Era una figura extraña…, como un niño; aunque, más que un niño, parecía un anciano, visto a través de un medio sobrenatural, que le daba la apariencia de haberse alejado de la vista y disminuido hasta las proporciones de un niño. Su cabello, que le colgaba alrededor del cuello y por la espalda, era blanco como el de los ancianos: pero la cara no tenía ni una arruga, y la piel era delicadísima. Los brazos eran muy largos y musculosos, y lo mismo las manos, como si fueran extraordinariamente fuertes. Las piernas y los pies. que eran perfectos, los llevaba desnudos, como los miembros superiores. Vestía una túnica del blanco más puro y le ceñía la cintura una luciente faja de hermoso brillo. Empuñaba una rama fresca de verde acebo y, contrastando singularmente con este emblema del invierno, llevaba el vestido salpicado de flores estivales. Pero lo más extraño de él era que de lo alto de su cabeza brotaba un surtidor de brillante luz clara, que todo lo hacía visible; y para ciertos momentos en que no fuese oportuno hacer uso de él, llevaba un gran apagador en forma de gorro, que entonces tenía bajo el brazo.

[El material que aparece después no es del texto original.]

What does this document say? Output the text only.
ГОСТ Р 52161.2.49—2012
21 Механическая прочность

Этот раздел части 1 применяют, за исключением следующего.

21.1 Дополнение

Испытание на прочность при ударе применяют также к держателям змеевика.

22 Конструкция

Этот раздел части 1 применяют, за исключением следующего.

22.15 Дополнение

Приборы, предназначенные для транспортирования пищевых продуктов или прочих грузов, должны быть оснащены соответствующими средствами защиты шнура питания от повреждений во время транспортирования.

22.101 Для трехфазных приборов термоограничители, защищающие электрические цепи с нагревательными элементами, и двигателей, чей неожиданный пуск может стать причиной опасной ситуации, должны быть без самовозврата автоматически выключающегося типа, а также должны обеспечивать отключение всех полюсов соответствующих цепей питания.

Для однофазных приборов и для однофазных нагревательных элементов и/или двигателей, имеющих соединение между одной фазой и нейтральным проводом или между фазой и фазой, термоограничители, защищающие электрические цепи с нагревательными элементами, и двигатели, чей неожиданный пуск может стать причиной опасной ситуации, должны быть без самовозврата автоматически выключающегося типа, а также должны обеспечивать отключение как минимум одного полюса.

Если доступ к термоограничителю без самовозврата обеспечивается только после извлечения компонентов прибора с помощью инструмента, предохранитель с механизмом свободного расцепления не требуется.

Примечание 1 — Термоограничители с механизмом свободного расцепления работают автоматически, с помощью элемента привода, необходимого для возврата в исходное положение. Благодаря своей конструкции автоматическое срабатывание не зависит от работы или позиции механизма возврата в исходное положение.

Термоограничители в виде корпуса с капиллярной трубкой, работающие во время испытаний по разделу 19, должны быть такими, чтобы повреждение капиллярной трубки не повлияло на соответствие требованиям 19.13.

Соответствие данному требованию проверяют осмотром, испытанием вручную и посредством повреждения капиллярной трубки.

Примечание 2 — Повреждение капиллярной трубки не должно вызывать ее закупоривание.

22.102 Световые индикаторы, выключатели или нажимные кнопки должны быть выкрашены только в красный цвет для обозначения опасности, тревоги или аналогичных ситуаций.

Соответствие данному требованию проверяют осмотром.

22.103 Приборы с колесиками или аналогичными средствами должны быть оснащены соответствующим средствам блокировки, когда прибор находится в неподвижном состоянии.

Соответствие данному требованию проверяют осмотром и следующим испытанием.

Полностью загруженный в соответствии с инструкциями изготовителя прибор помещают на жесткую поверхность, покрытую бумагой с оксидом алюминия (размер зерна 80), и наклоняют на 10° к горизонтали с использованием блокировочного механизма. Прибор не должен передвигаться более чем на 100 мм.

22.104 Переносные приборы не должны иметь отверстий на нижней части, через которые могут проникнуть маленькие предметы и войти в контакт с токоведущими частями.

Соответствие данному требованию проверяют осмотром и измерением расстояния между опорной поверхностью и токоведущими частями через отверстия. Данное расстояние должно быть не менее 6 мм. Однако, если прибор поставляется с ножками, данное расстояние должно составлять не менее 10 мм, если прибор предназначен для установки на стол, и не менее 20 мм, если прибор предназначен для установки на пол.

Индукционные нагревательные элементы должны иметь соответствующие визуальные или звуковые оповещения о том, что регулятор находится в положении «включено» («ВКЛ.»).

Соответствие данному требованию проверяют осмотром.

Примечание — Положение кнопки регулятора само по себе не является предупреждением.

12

Y aun esto no le pareció a Scrooge, al mirarle con creciente curiosidad, su cualidad más extraña, sino que su cinturón brillaba lanzando destellos tan pronto en una parte como en otra. y lo que un instante era luz, se hacía de pronto obscuridad, y así la figura misma fluctuaba en su claridad, siendo ora una cosa con un brazo, ora con una pierna, ora con veinte piernas, ora dos piernas sin cabeza, ora una cabeza sin cuerpo, y de las partes que se desvanecían, ningún perfil podía distinguirse en medio de la densa obscuridad en que se fundían, y después de tal maravilla, volvía a ser él mismo, con toda la claridad anterior.

—¿Sois, señor, el Espíritu cuya venida me han predicho? —preguntó Scrooge.

—Lo soy.

La voz era suave y dulce, pero extraordinariamente baja, como si en vez de estar tan cerca de él, se hallase a gran distancia.

—¿Quién sois, pues?

—Soy el Espectro de la Navidad Pasada.

—¿Pasada hace mucho? —inquirió Scrooge, al observar su estatura de enano.

—No. La que acabáis de pasar.

Quizás Scrooge no habría podido decir por qué, si alguien hubiera podido preguntarle, pero sintió un deseo especial de ver al Espíritu con el gorro, y le suplicó que se cubriese.

—¡Cómo! —exclamó el Espectro—. ¿Tan pronto queréis apagar.